I stood reverently above, staring, as the paper curled, folded, blackened, and lifted into the gray smoke above.
“May the Montana winds carry these ashes, and by one of God’s miracles, touch yours.” That’s what I’d written to my dear, dead friend.

I stood there a long time, waiting for the emotion to come. I’d invited it. I was ready to grieve.

But the grief didn’t come, so I sat back down on the picnic table seat and took a long, slow swig of lukewarm Miller beer. It was camping beer. I’d picked it up at “The Fort” in Big Timber before heading up the Boulder River.

The day was hot. Bella, my 12-year-old yellow lab, and I had spent the morning on the prairie – in Rapelje – to meet some friends and watch a mountain bike race.

I was antsy. The passing thunderstorm and heat played on my nerves.

All I wanted – needed – was to get out of there. Get next to one of Montana’s rivers and I’d be fine.

I felt it when we pulled up to the banks of the Boulder. The sound of the rushing water, the wind blowing across the Crazies, the sun on my shoulders – Mother Montana was working it out of me, like an expert masseuse.

We’d taken the top off the Jeep before leaving Rapelje and arrived hot.
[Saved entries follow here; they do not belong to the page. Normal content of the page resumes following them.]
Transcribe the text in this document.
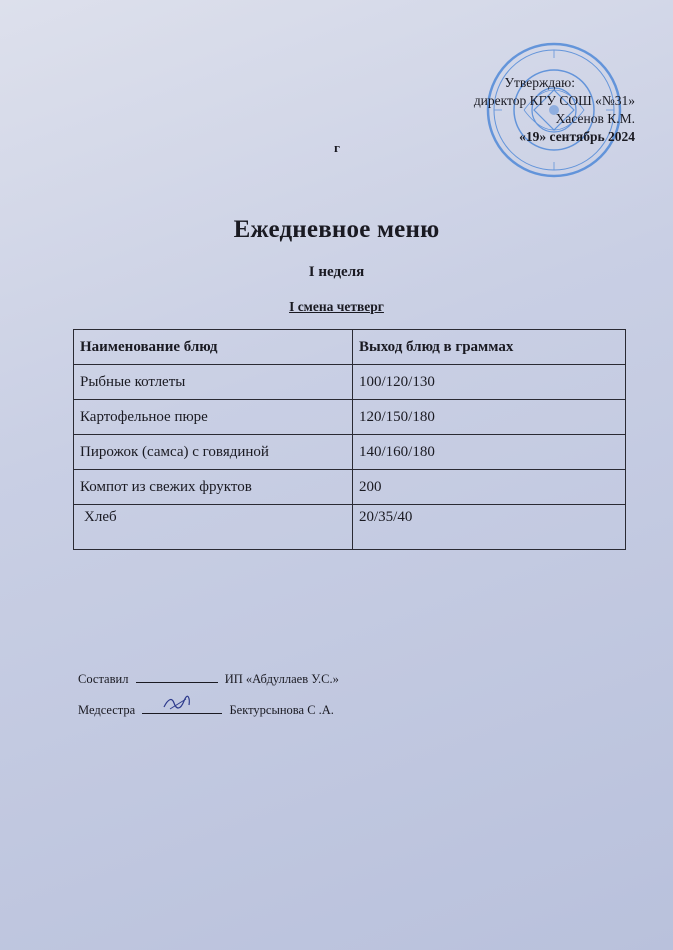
Утверждаю:
директор КГУ СОШ «№31»
Хасенов К.М.
«19» сентябрь 2024
г
Ежедневное меню
I неделя
I смена четверг
Наименование блюд	Выход блюд в граммах
Рыбные котлеты	100/120/130
Картофельное пюре	120/150/180
Пирожок (самса) с говядиной	140/160/180
Компот из свежих фруктов	200
Хлеб	20/35/40
Составил	ИП «Абдуллаев У.С.»
Медсестра	Бектурсынова С .А.
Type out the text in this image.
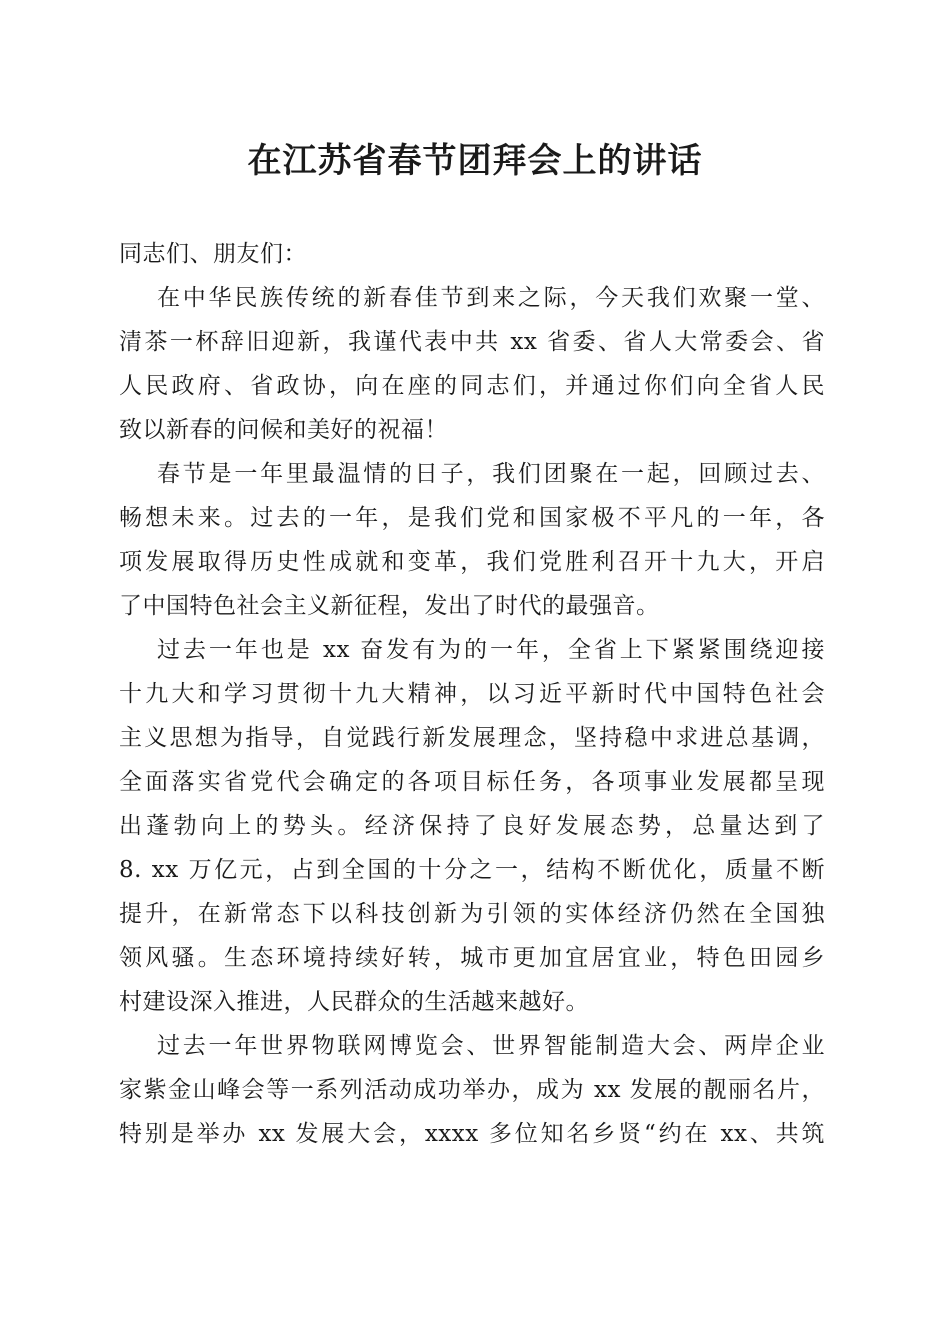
在江苏省春节团拜会上的讲话
同志们、朋友们：
在中华民族传统的新春佳节到来之际，今天我们欢聚一堂、
清茶一杯辞旧迎新，我谨代表中共 xx 省委、省人大常委会、省
人民政府、省政协，向在座的同志们，并通过你们向全省人民
致以新春的问候和美好的祝福！
春节是一年里最温情的日子，我们团聚在一起，回顾过去、
畅想未来。过去的一年，是我们党和国家极不平凡的一年，各
项发展取得历史性成就和变革，我们党胜利召开十九大，开启
了中国特色社会主义新征程，发出了时代的最强音。
过去一年也是 xx 奋发有为的一年，全省上下紧紧围绕迎接
十九大和学习贯彻十九大精神，以习近平新时代中国特色社会
主义思想为指导，自觉践行新发展理念，坚持稳中求进总基调，
全面落实省党代会确定的各项目标任务，各项事业发展都呈现
出蓬勃向上的势头。经济保持了良好发展态势，总量达到了
8. xx 万亿元，占到全国的十分之一，结构不断优化，质量不断
提升，在新常态下以科技创新为引领的实体经济仍然在全国独
领风骚。生态环境持续好转，城市更加宜居宜业，特色田园乡
村建设深入推进，人民群众的生活越来越好。
过去一年世界物联网博览会、世界智能制造大会、两岸企业
家紫金山峰会等一系列活动成功举办，成为 xx 发展的靓丽名片，
特别是举办 xx 发展大会，xxxx 多位知名乡贤“约在 xx、共筑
After wading in the river, we crawled in back for a nap.

Waking up, I looked at Bella and said, “Shoot, no reason to go home – nobody waiting for us there.”

The dry grasses and twigs I gathered for the fire lit in an instant, thanks to the wind. I carved up a stick and carelessly roasted two hot dogs till they were black and scarred, one for each of us.

The rippling song of the aspens in the afternoon breeze made me think of her.

I’d gotten a call a week ago from my lifelong friend. “She passed away,” she said in a heavy, flat tone on my voicemail, “I can’t believe it.”

We both had guilt. Our mutual friend for many years had slipped into alcoholism and our friendship had slipped away with it. Too many late-night drunken calls had tested the bounds of what we’d tolerate.

“I wondered if you called me to say goodbye? Did I not pick up?” I’d scrawled in the eulogy I never gave.

Regret coursed through my veins, like time I’d never be able to recapture.

I felt the pulse of life brush across my sunburned shoulders and stared at the churning milky brown river rushing by.

“Where is my pulse?” I brooded.

– In memory of Sharon Warning, a dear friend.